The contract’s transfer() or sell() function contains a condition like:

function transfer(address to, uint256 amount) public {
    require(msg.sender == owner, "Not authorized");
    // Only the owner can sell — everyone else is trapped
}

Or more subtly:

function _transfer(address from, address to, uint256 amount) internal {
    if (to == DEX_PAIR_ADDRESS) {
        revert(); // Can't sell back to the DEX
    }
    // Normal transfers between users still work
}

The second pattern is sneakier — you can transfer tokens between your own wallets (making the token look functional) but you can never sell on a DEX.

Red Flags of a Honeypot

Red FlagWhy It Matters
No code auditNo independent verification of safety
Contract not verifiedSource code hidden — can’t inspect for traps
Can buy but nobody seems to sellCheck etherscan — if all sells fail, it’s a honeypot
Extremely high “token price”Artificial price with no real exit liquidity
Token promoted in Telegram/DiscordSocial pressure + urgency tactics
Very new contract with sudden volumeOften the setup phase before the rug

How to Check for Honeypots

1. Use Honeypot Checkers

ToolURLHow It Works
Token Sniffertokensniffer.comAutomated contract analysis + trust score
Honeypot.ishoneypot.isSimulates buy + sell transaction
GoPlus Securitygopluslabs.comAPI-based token security data
DexScreenerdexscreener.comShows security warnings on token pages
RugCheckrugcheck.xyzAnalyzes token + liquidity for red flags

2. Check on Etherscan

  1. Find the token contract on Etherscan
  2. Verify the contract is open source (verified ✓)
  3. Read the transfer() function — look for unusual require() or revert() conditions
  4. Check if there’s a maxTxAmount, maxWalletAmount, or tradingEnabled flag
  5. Check transaction history — are there successful sell transactions?

3. Check Liquidity

  • Is the liquidity locked? Use Unicorn Ultra (UNCX) or PinkSale to verify.
  • Is the liquidity sufficient relative to market cap?
  • If liquidity = $10k and market cap = $2M, even without a honeypot you can’t exit.

Honeypot vs Rug Pull

AspectHoneypotRug Pull
MechanismContract blocks sellsLiquidity is removed
When it happensFrom the start (designed to trap)After building trust
Token remainsYes (unsellable)Yes (worthless, but tradeable)
DetectionSimulate sell transactionCheck if liquidity is locked

A honeypot is often combined with a rug pull: the attacker traps buyers AND removes liquidity.

Frequently Asked Questions

Q: Can I recover funds from a honeypot? A: Almost never. The contract is designed to prevent exactly that. Some white-hat hackers can exploit bugs in the honeypot contract itself, but this is rare.

Q: Are honeypots illegal? A: Creating a honeypot is fraud. But in DeFi, there’s no authority to prosecute. The contract creator is often anonymous.

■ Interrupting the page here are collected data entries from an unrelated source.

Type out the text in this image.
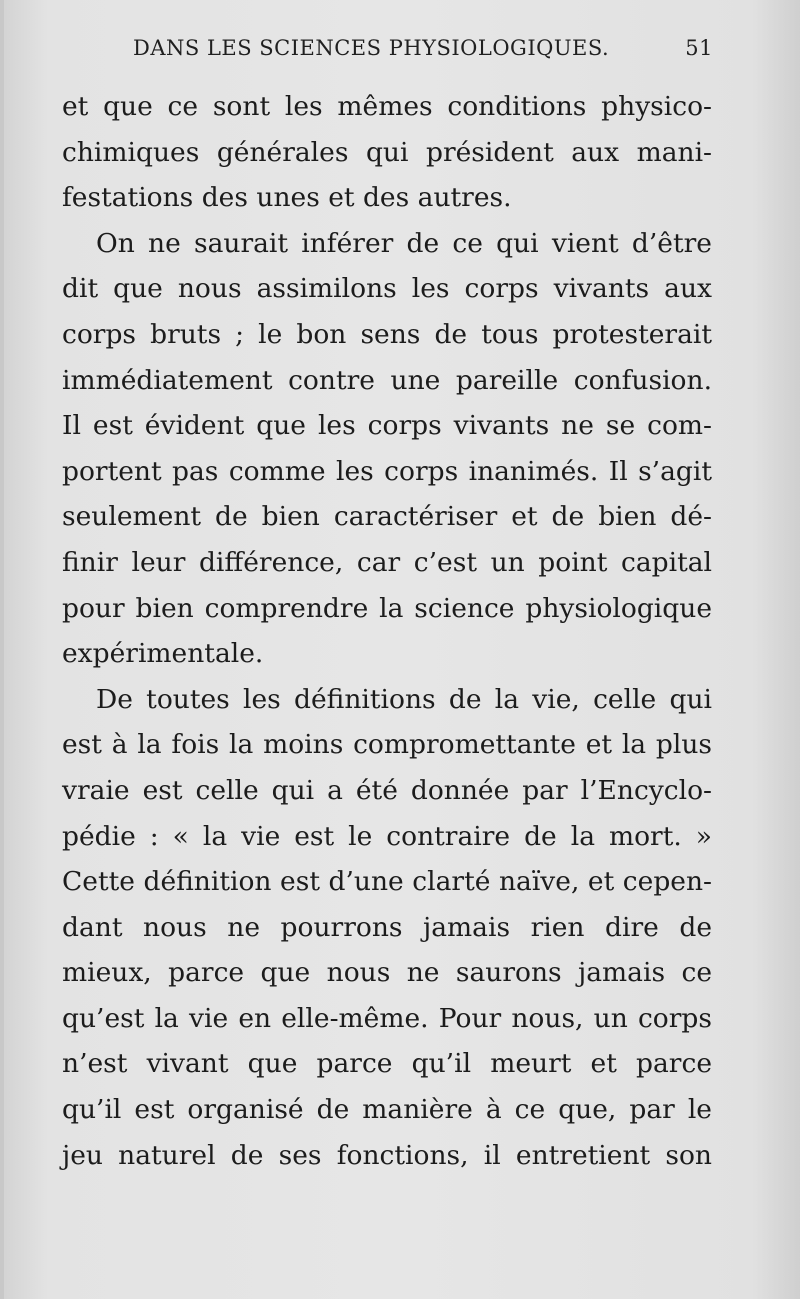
DANS LES SCIENCES PHYSIOLOGIQUES.	51
et que ce sont les mêmes conditions physico-
chimiques générales qui président aux mani-
festations des unes et des autres.
On ne saurait inférer de ce qui vient d’être
dit que nous assimilons les corps vivants aux
corps bruts ; le bon sens de tous protesterait
immédiatement contre une pareille confusion.
Il est évident que les corps vivants ne se com-
portent pas comme les corps inanimés. Il s’agit
seulement de bien caractériser et de bien dé-
finir leur différence, car c’est un point capital
pour bien comprendre la science physiologique
expérimentale.
De toutes les définitions de la vie, celle qui
est à la fois la moins compromettante et la plus
vraie est celle qui a été donnée par l’Encyclo-
pédie : « la vie est le contraire de la mort. »
Cette définition est d’une clarté naïve, et cepen-
dant nous ne pourrons jamais rien dire de
mieux, parce que nous ne saurons jamais ce
qu’est la vie en elle-même. Pour nous, un corps
n’est vivant que parce qu’il meurt et parce
qu’il est organisé de manière à ce que, par le
jeu naturel de ses fonctions, il entretient son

Q: Do honeypots happen on centralized exchanges? A: No. CEXes list tokens after review. Honeypots only exist on permissionless DEXes like Uniswap where anyone can create a token.

Q: What’s the difference between a honeypot and a sell tax? A: A legitimate sell tax (e.g., 5%) reduces your output but still allows selling. A honeypot blocks selling entirely. Some honeypots disguise themselves with a “99% sell tax” that’s effectively the same as blocking.